Do these differences vanish as well?

galopy · October 13, 2023, 5:01am

I wrote a blog on the part of this lesson covering Glorot init, Kaiming init, and general relu. Trying different parameters for general relu was fun.

Hopefully, this blog helps.

galopy · October 20, 2023, 4:48am

I wrote a part 2 of my blog covering LSUV, layer norm and batch norm. For batch norm, I did a deeper dive into the paper going over pseudo code and some math.

I also tried layer norm calculating means and variations outputting features like batch norm and performed better than the original layer norm and batch norm. Did anyone try this?

Pierrot_La_Lune · January 11, 2024, 1:32pm

I am a new student if you will of your course, which I appreciate greatly. So first I really want to thank the team as a whole, it is top work.

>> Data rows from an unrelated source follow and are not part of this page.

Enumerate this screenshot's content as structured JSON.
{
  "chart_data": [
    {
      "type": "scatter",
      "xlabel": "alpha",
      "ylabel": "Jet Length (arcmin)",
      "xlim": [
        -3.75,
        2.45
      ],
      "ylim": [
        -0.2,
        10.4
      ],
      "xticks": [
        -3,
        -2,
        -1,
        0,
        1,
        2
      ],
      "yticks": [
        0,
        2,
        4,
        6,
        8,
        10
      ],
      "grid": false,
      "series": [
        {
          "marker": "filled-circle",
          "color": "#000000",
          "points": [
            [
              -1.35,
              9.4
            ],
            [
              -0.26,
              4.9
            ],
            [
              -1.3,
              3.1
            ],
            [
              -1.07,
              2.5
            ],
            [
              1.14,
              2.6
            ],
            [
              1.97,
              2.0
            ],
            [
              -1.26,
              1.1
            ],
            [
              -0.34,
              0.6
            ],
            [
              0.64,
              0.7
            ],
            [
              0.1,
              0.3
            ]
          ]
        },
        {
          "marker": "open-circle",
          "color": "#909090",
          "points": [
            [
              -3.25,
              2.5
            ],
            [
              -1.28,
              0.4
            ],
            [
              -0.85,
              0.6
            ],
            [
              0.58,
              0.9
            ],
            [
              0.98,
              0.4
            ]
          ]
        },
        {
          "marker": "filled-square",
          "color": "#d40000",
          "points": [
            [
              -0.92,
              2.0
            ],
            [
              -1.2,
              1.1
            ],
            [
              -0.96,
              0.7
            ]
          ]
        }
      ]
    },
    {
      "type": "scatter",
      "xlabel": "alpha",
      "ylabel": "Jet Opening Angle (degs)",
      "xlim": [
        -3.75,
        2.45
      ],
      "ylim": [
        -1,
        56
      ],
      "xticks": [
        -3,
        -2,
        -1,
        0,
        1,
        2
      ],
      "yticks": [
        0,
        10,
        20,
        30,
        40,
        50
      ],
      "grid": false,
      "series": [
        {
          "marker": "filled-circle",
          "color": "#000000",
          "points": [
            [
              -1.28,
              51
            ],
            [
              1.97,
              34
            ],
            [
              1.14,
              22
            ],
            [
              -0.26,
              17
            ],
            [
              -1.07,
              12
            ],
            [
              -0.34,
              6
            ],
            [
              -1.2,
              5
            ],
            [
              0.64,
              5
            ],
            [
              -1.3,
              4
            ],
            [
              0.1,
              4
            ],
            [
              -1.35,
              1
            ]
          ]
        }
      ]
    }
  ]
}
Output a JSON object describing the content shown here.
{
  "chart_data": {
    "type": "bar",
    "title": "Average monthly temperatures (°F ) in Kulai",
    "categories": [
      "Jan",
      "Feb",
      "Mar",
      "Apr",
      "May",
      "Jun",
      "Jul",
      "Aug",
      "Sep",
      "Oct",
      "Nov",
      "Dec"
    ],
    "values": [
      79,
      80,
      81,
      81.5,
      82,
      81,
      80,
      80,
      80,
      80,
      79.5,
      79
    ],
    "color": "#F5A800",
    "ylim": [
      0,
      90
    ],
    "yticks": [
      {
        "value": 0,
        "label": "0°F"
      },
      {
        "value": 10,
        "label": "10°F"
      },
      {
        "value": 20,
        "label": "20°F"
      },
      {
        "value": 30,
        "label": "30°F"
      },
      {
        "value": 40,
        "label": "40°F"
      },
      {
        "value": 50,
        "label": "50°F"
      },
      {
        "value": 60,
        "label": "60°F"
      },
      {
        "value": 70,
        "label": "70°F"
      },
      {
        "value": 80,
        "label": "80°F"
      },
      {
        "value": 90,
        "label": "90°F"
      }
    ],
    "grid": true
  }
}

Now I have a question, see the class SGD we define the following functions:

def step(self):
    with torch.no_grad():
        for p in self.params:
            self.reg_step(p)
            self.opt_step(p)
    self.i +=1

def opt_step(self, p): p -= p.grad * self.lr
def reg_step(self, p):
    if self.wd != 0: p *= 1 - self.lr*self.wd

I might be wrong but we should remove the learning rate from the reg_step as it will be multiplied in the optimization step. that comes next

galopy · January 11, 2024, 6:19pm

Hello,

I hadn’t thought about that when I went through the course, but I think you are right.
Have you tried training models without a learning rate in reg_step?